You have to bear in mind our racial heritage as hunter gatherers. We are still physically and mentally at the same evolutionary stage as we were 300 years ago or a thousand years ago, when animals were food and that is all. Men in particular have cruelty built in, or how else would we have survived as a species this long. Yes, we are reaching a stage in society when we can transcend these basic urges, but you shouldn't condemn someone for displaying a misguided instinct. Yes, he needs re-educating, but he isn't sub-human, he isn't a monster, and maybe living in this society where everything is provided for us hasn't given him - or any of us- a chance to have an experience that will help him realise that he can transcend this instinct. I've never hunted. I've never killed an animal. I don't know if I would feel enjoyment (the built in survival response) if I did, but I'd wager I'd probably feel quite guilty. I'm not at all religious - I'm a militant agnostic, but being such makes me live my life with an almost Buddhist respect for all life. Y'know, just in case there is some kind of reckoning after we pop off.

This might be his chance to learn something, and rather than rejecting him outright and treating him with disgust, this is a perfect opportunity to teach him the difference between the instinct that drove him to it, and the way we're supposed to be now. He may, treated with understanding and conversation, come to realise his error, which he clearly did as his backpedalling seems to display. Or maybe he'll remain the same and just learn intellectually rather than instinctively tat cruelty is an unworthy behaviour for a modern man.
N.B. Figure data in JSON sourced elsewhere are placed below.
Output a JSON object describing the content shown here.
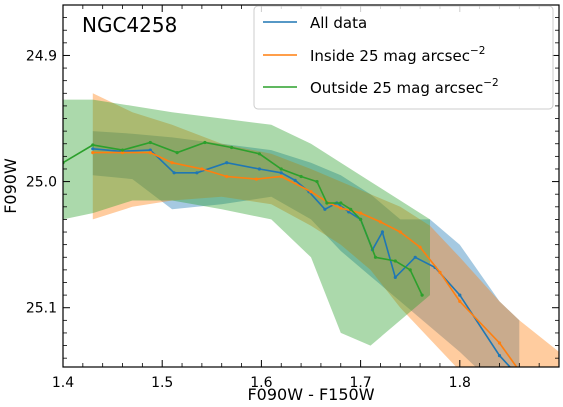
{
  "chart_data": {
    "type": "line",
    "title": "NGC4258",
    "xlabel": "F090W - F150W",
    "ylabel": "F090W",
    "xlim": [
      1.4,
      1.9
    ],
    "ylim": [
      25.147,
      24.86
    ],
    "y_inverted": true,
    "xticks": [
      1.4,
      1.5,
      1.6,
      1.7,
      1.8
    ],
    "xtick_labels": [
      "1.4",
      "1.5",
      "1.6",
      "1.7",
      "1.8"
    ],
    "yticks": [
      24.9,
      25.0,
      25.1
    ],
    "ytick_labels": [
      "24.9",
      "25.0",
      "25.1"
    ],
    "grid": false,
    "legend_position": "top-right",
    "series": [
      {
        "name": "All data",
        "color": "#1f77b4",
        "x": [
          1.43,
          1.458,
          1.488,
          1.512,
          1.535,
          1.565,
          1.598,
          1.62,
          1.634,
          1.648,
          1.664,
          1.676,
          1.688,
          1.7,
          1.712,
          1.722,
          1.735,
          1.755,
          1.775,
          1.8,
          1.84,
          1.86
        ],
        "y": [
          24.974,
          24.976,
          24.975,
          24.993,
          24.993,
          24.985,
          24.99,
          24.993,
          24.999,
          25.008,
          25.022,
          25.017,
          25.024,
          25.03,
          25.054,
          25.04,
          25.076,
          25.06,
          25.068,
          25.09,
          25.138,
          25.155
        ],
        "bands": {
          "x": [
            1.43,
            1.47,
            1.51,
            1.56,
            1.61,
            1.65,
            1.68,
            1.71,
            1.74,
            1.77,
            1.8,
            1.84,
            1.86
          ],
          "lower": [
            24.96,
            24.962,
            24.965,
            24.97,
            24.975,
            24.985,
            24.995,
            25.01,
            25.03,
            25.03,
            25.05,
            25.095,
            25.11
          ],
          "upper": [
            24.995,
            24.998,
            25.022,
            25.018,
            25.012,
            25.03,
            25.055,
            25.075,
            25.095,
            25.115,
            25.135,
            25.165,
            25.175
          ]
        }
      },
      {
        "name": "Inside 25 mag arcsec$^{-2}$",
        "color": "#ff7f0e",
        "x": [
          1.43,
          1.46,
          1.488,
          1.51,
          1.54,
          1.565,
          1.595,
          1.62,
          1.65,
          1.668,
          1.68,
          1.7,
          1.72,
          1.74,
          1.76,
          1.78,
          1.8,
          1.84,
          1.86
        ],
        "y": [
          24.977,
          24.977,
          24.977,
          24.985,
          24.99,
          24.996,
          24.998,
          24.996,
          25.008,
          25.017,
          25.021,
          25.025,
          25.032,
          25.04,
          25.052,
          25.072,
          25.095,
          25.128,
          25.15
        ],
        "bands": {
          "x": [
            1.43,
            1.47,
            1.51,
            1.56,
            1.61,
            1.65,
            1.68,
            1.71,
            1.74,
            1.77,
            1.8,
            1.84,
            1.86,
            1.9
          ],
          "lower": [
            24.93,
            24.945,
            24.955,
            24.97,
            24.978,
            24.99,
            25.0,
            25.01,
            25.02,
            25.035,
            25.06,
            25.095,
            25.11,
            25.135
          ],
          "upper": [
            25.03,
            25.02,
            25.015,
            25.012,
            25.018,
            25.035,
            25.05,
            25.07,
            25.1,
            25.125,
            25.15,
            25.17,
            25.175,
            25.17
          ]
        }
      },
      {
        "name": "Outside 25 mag arcsec$^{-2}$",
        "color": "#2ca02c",
        "x": [
          1.4,
          1.43,
          1.46,
          1.488,
          1.515,
          1.543,
          1.57,
          1.598,
          1.62,
          1.64,
          1.656,
          1.666,
          1.68,
          1.69,
          1.7,
          1.715,
          1.735,
          1.75,
          1.762
        ],
        "y": [
          24.985,
          24.971,
          24.975,
          24.969,
          24.977,
          24.969,
          24.973,
          24.978,
          24.99,
          24.996,
          25.0,
          25.017,
          25.017,
          25.022,
          25.03,
          25.06,
          25.063,
          25.07,
          25.09
        ],
        "bands": {
          "x": [
            1.4,
            1.43,
            1.47,
            1.51,
            1.56,
            1.61,
            1.65,
            1.68,
            1.71,
            1.74,
            1.77
          ],
          "lower": [
            24.935,
            24.935,
            24.94,
            24.945,
            24.95,
            24.955,
            24.97,
            24.985,
            25.0,
            25.015,
            25.03
          ],
          "upper": [
            25.03,
            25.025,
            25.015,
            25.015,
            25.022,
            25.03,
            25.06,
            25.12,
            25.13,
            25.11,
            25.09
          ]
        }
      }
    ]
  }
}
The other aspect of this is would you have reacted with such disgust if he had (and Im being metaphorical here) swerved to hit an alligator, or some wasps, or the AIDS virus. They are all animals. Rabbits as a species have survived by being domesticated, and domestication leads to fluffiness, cuteness and all the other visual and behavioural things which make us 'like' animals (see the Russian experiment with the wild and domesticated foxes - www.liveleak.com/view?i=b30_1372049732 ). The disgust is quite arbitrary, and based on a principle we can only hold to because we live in a land of plenty. The same conversation in a third world country may have gone something like this:

'I swerved to hit a rabbit but I missed.'
'That's a shame, we could have eaten well tonight.'

It is arbitrary, he's not a monster, and a protective approach towards cute animals is just a luxury allowed us by the plenty that we live in. SO don't send him to Coventry or whatever. Just talk to him. Tell him what you think.

I don't think you're being unreasonable to not like what he did, but I think you are being unreasonable to pigeonhole him as a cruel man and punish him instead of educating him and trying to bring him round to your way of thinking. You said yourself, he's a nice guy. As such he deserves your understanding, not your condemnation.